Newswise — BOSTON – Affecting an estimated 8 million Americans over 50 years of age, peripheral artery disease (PAD) is a narrowing of the blood vessels that serve the body’s extremities. Patients with severe PAD are at risk for painful cramping, wounds that won’t heal, gangrene and amputation. These patients may opt for revascularization procedures in which vascular specialists use stents or balloons to open up constricted vessels and restore blood flow to the lower extremities. These stents and balloons may be coated with a medication known to inhibit growth of the vascular walls (paclitaxel), which has been shown to keep constricted vessels open longer compared with stents and balloons without this drug coating.

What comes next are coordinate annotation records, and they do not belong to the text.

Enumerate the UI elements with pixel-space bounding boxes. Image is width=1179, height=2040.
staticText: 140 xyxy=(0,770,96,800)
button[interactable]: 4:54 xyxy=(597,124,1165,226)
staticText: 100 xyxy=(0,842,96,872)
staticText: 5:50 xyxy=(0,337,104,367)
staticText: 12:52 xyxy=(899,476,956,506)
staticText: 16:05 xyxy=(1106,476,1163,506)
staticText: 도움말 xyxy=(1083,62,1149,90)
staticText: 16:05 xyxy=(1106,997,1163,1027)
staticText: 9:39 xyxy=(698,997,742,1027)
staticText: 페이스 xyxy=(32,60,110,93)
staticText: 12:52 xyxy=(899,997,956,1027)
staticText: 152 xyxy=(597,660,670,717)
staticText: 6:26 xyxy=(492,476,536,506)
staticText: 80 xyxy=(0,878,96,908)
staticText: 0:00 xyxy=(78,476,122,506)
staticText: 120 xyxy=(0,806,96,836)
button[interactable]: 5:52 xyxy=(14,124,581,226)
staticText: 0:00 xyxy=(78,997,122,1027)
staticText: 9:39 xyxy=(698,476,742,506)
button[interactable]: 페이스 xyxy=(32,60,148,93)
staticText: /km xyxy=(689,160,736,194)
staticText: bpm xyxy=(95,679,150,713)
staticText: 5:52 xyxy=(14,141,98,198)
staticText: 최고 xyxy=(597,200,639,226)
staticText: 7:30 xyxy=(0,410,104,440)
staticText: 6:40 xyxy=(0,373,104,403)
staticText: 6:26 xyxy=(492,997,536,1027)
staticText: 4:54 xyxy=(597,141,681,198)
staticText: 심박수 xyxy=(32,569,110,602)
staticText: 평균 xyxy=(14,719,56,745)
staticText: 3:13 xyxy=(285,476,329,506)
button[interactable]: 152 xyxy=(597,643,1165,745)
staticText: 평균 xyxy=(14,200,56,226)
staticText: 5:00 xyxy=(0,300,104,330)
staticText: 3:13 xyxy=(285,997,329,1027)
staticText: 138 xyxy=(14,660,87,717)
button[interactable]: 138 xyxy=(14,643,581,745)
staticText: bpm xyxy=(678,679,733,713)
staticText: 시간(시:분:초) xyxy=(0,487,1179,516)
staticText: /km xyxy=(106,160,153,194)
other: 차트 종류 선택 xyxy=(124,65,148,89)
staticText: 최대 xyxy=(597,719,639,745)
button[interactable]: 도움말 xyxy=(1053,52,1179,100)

Recently, an analysis of prior clinical trials reported an increased risk of long-term mortality in patients who were treated with these drug-coated devices for peripheral arterial disease. This spurred vascular specialists trained in these revascularization procedures at Beth Israel Deaconess Medical Center’s (BIDMC) Smith Center for Outcomes Research in Cardiology to rigorously assess the procedures’ outcomes. Examining data that included more than 16,500 Medicare beneficiaries who underwent revascularization procedures in 2016, the researchers found no difference in long-term mortality between those treated with drug-coated stents and balloons compared with nondrug-coated devices. The team – led by Eric Secemsky, MD, MSc, Interventional Cardiologist and Director of Vascular Intervention at BIDMC – published their findings today in the JAMA Cardiology.
“Our findings confirmed what we had hypothesized – that there would be no difference in long-term mortality depending on the type of device used for revascularization,” said Secemsky. “Our findings support the safety of these drug-coated devices and their ongoing use in clinical practice.”
Secemsky and colleagues conducted their investigation in reaction to a December 2018 meta-analysis published in the Journal of the American Heart Association that, while demonstrating no difference in mortality between patients treated with drug-coated and nondrug-coated devices at one year after revascularization, found an increase in deaths among patients treated with drug-coated devices at two and five years post-procedure. The unexpected finding led to the halting of two ongoing clinical trials involving these devices and the Food and Drug Administration (FDA) to embark on a wide-spread safety review.
“The findings had major implications, but they had not yet been replicated in other data sources,” said Secemsky. “We are among the first groups to investigate this further and have now shown no mortality difference between device types in a Medicare population.”
This analysis was funded by the Smith Center for Outcomes Research in Cardiology. One of the study’s co-authors, Robert W. Yeh, MD, MSc, Director of the Smith Center for Outcomes Research in Cardiology at BIDMC, is an advisory board member for Abbott Vascular, Boston Scientific and Medtronic. The authors have completed and submitted the International Committee of Medical Journals Editors (ICMJE) Form for Disclosure of Potential Conflicts of Interest. Please refer to the journal for additional information.